Dem heutigen Einsatz sind umfangreiche Ermittlungen der „EK Date“ der Polizei Wuppertal voraus gegangen. Anlass dieser Ermittlungen ist eine Serie von Überfällen auf Prostituierte, die oftmals einen ähnlich erscheinenden Ablauf aufweisen. So wurden die überfallenen Frauen zunächst telefonisch von einer als Freier auftretenden Person kontaktiert und ein Treffen in der Wohnung der Prostituierten vereinbart.
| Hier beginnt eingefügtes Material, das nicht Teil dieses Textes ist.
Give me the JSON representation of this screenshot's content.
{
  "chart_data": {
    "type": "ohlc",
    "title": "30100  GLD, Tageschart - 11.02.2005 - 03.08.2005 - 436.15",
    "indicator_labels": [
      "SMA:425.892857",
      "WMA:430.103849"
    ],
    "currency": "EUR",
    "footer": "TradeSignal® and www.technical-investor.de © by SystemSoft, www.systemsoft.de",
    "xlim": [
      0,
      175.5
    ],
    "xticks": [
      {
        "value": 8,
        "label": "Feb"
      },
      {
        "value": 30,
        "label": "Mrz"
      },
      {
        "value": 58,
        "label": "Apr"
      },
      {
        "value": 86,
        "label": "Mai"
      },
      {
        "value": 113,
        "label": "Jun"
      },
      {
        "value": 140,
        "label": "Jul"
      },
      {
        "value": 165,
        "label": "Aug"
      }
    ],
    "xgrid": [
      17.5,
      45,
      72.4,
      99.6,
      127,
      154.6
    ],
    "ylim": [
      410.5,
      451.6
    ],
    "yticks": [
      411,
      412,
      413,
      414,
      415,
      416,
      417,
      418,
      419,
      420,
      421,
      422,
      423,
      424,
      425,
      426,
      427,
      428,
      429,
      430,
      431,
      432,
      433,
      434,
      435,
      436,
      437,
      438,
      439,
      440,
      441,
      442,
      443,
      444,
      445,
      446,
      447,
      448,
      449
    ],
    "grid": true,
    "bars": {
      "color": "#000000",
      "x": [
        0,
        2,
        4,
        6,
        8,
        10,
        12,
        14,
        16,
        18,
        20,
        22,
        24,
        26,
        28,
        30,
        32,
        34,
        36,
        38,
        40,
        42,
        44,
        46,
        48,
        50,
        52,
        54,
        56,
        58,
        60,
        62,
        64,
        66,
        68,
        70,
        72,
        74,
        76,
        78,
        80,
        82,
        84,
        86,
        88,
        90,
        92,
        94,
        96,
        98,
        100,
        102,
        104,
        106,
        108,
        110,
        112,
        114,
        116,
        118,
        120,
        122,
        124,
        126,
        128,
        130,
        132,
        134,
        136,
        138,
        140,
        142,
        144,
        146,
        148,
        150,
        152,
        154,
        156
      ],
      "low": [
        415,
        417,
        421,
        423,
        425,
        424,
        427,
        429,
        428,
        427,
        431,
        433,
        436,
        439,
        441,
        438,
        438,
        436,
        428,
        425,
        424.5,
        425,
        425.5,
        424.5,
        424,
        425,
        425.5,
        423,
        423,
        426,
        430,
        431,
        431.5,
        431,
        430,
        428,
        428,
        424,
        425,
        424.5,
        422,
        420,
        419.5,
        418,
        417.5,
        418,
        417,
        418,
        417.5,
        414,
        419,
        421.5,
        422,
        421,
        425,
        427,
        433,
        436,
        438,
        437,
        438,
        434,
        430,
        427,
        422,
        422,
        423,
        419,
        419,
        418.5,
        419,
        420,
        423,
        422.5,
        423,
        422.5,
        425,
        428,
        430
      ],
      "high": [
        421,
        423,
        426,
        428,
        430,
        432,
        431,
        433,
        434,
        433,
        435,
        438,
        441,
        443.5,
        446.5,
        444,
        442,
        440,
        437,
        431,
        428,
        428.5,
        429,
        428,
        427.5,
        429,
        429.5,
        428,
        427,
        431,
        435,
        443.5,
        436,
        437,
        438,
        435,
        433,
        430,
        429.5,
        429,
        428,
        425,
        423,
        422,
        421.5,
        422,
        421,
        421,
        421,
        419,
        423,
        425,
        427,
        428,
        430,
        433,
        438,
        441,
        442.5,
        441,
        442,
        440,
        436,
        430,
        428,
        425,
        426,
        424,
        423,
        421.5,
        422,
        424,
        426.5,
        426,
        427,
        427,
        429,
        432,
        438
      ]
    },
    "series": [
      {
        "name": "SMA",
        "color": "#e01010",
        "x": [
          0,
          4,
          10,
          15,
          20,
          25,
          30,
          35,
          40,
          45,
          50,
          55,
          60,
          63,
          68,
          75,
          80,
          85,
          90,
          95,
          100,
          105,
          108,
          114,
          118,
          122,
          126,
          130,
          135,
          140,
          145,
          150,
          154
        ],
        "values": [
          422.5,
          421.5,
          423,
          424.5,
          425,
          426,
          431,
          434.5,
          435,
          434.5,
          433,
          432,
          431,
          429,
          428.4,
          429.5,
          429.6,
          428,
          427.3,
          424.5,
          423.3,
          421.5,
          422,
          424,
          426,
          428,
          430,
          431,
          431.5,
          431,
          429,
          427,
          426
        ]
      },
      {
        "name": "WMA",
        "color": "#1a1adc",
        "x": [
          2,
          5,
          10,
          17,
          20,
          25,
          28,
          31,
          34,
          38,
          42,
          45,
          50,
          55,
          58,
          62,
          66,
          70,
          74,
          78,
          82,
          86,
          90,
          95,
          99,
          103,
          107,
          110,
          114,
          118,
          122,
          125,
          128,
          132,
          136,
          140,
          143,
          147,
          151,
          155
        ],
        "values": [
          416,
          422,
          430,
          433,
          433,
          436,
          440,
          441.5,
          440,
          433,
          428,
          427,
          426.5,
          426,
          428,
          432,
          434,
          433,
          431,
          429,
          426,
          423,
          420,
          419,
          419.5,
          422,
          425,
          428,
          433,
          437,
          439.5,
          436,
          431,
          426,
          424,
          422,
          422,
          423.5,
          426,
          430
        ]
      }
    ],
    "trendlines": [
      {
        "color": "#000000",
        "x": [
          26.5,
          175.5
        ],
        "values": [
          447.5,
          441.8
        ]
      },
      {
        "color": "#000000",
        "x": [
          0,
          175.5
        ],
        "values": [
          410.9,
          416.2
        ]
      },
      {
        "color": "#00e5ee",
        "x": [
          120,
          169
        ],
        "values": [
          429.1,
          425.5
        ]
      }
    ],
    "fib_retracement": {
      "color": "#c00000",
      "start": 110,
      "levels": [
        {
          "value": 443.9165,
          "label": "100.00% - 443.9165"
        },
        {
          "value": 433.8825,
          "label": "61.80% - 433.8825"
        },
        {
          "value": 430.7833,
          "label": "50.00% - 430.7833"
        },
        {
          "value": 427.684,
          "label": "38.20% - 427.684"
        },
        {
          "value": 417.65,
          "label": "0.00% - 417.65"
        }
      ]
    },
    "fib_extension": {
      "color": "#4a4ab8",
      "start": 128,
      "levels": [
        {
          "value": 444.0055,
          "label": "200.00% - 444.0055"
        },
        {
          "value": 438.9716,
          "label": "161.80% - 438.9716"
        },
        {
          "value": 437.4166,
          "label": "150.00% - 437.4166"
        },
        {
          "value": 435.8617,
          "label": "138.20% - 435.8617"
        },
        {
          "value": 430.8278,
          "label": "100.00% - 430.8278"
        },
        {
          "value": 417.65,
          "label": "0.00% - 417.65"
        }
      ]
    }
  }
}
Oftmals kurz nach Erscheinen des „Freiers“ ließ dieser Komplizen in die Wohnungen, die immer wieder mit erheblicher Gewaltanwendung und unter Einsatz von Stich- und Schusswaffen gegen die Frauen vorgingen. Zudem entwendeten die Täter unter anderem Schmuck, Mobiltelefone und Bargeld.

Die Täter hätten gezielt im Internet nach potentiellen Opfern gesucht und die Taten nach einer Verabredung begangen haben, heißt es von der Polizei. Bei Gelegenheit sollen aber auch andere Personen überfallen worden sein.

Im Falle einer Verurteilung müssen die Tatverdächtigen mit Jugendstrafen rechnen. Die umfangreichen Ermittlungen dauern an.